During a Senate speech outlining why he supported reauthorizing the Violence Against Women Act, something that many Republicans oppose, McCain blasted Democrats for "dividing the country in the name of greater fairness and unity."

"My friends, this supposed 'War on Women' or the use of similarly outlandish rhetoric by partisan operatives has two purposes, and both are purely political in their purpose and effect: The first is to distract citizens from real issues that really matter and the second is to give talking heads something to sputter about when they appear on cable television," the Arizona senator declared.

"I believe women and men in our country are smart enough to recognize that when a politician or political party resorts to dividing us in the name of bringing us together it usually means that they are either out of ideas or short on resolve to address the challenges of our time," he added. "At this time in our nation’s history, we face an abundance of hard choices. Divisive slogans and the declaring of phony wars are intended to avoid those hard choices and to escape paying a political price for doing so."

"Women and men are no different in their rights and responsibilities," McCain concluded. "I believe this legislation recognizes that. I don’t believe the ludicrous, partisan posturing that has conjured up this imaginary war does."

Democratic National Committee Chairwoman Debbie Wasserman Schultz (D-FL) recently explained to CNN's Candy Crowley why she thought if was fair to pin the "war on women" label on the GOP.

“The policies that have come out of the Republican Party, saying that we should have a debate again over contraception and whether we should have access to it and it should be affordable, saying that — like Gov.
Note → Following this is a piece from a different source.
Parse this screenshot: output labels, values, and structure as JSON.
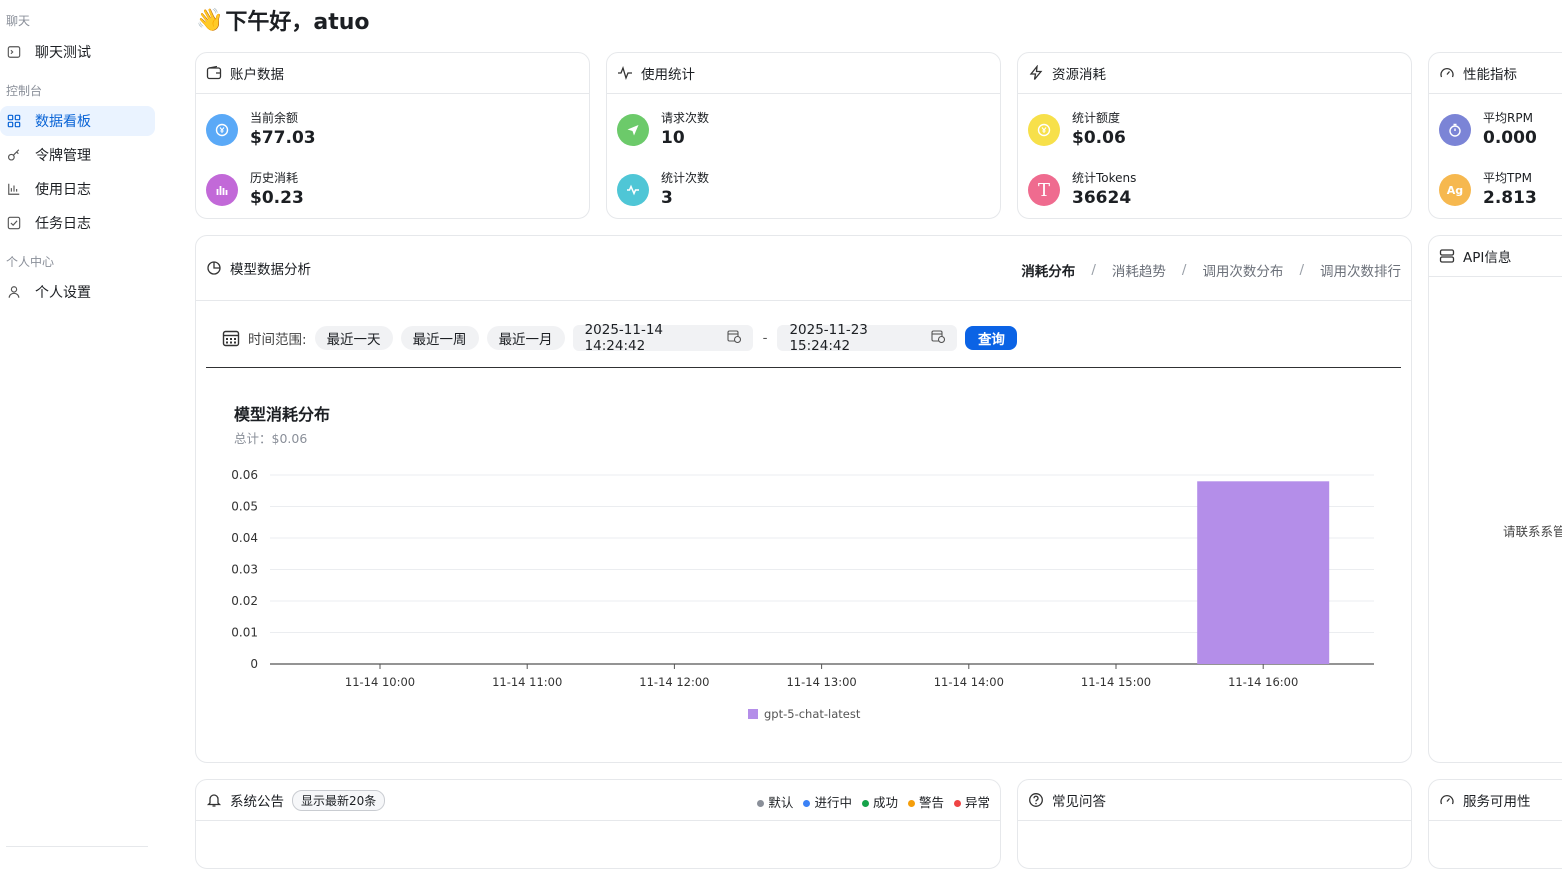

Scott Walker in Wisconsin, you know, he tried to quietly repeal the Equal Pay Act,” Wasserman Schultz noted. “Women aren’t going to stand for that. Governor Walker just signed a bill that repeals the equal pay law they had in Wisconsin for years.”

She continued: “You have Republicans who have engaged themselves for the entire Congress trying to redefine rape as only being forcible rape, defunding Planned Parenthood and family planning programs. The Lilly Ledbetter Act — the Lilly Ledbetter Fair Pay Act put teeth behind the notion that women deserve equal pay for equal work. That was the first bill the President Obama signed into law. The overwhelming majority of Republicans serving in Congress voted against it.”

“So, the focus of the Republican Party on turning back the clock for women really is something that is unacceptable and shows how callous and insensitive they are towards women’s priorities.”

House Republicans on Wednesday introduced a watered-down version of the Violence Against Women Act that diminishes protections for Native women, lacks provisions for the LGBT community and removes added visas for undocumented victims of violence.

The law was first passed in 1994 and then reauthorized in 2000 and 2005, all by bipartisan majorities.

Vice President Joe Biden, who drafted the original bill while serving as a senator, said last week that he couldn't understand why it had now become a partisan issue.

"The idea we’re still fighting about this in Congress, that this is even a debatable issue, is truly sad," the vice president lamented.

“No one should question whether this is needed,” Biden added. “It would have been bad if the law had never been passed. But imagine now, the message it sends if it is not reauthorized. Just ask what message it would send to every one of our daughters, every woman imprisoned in their home.”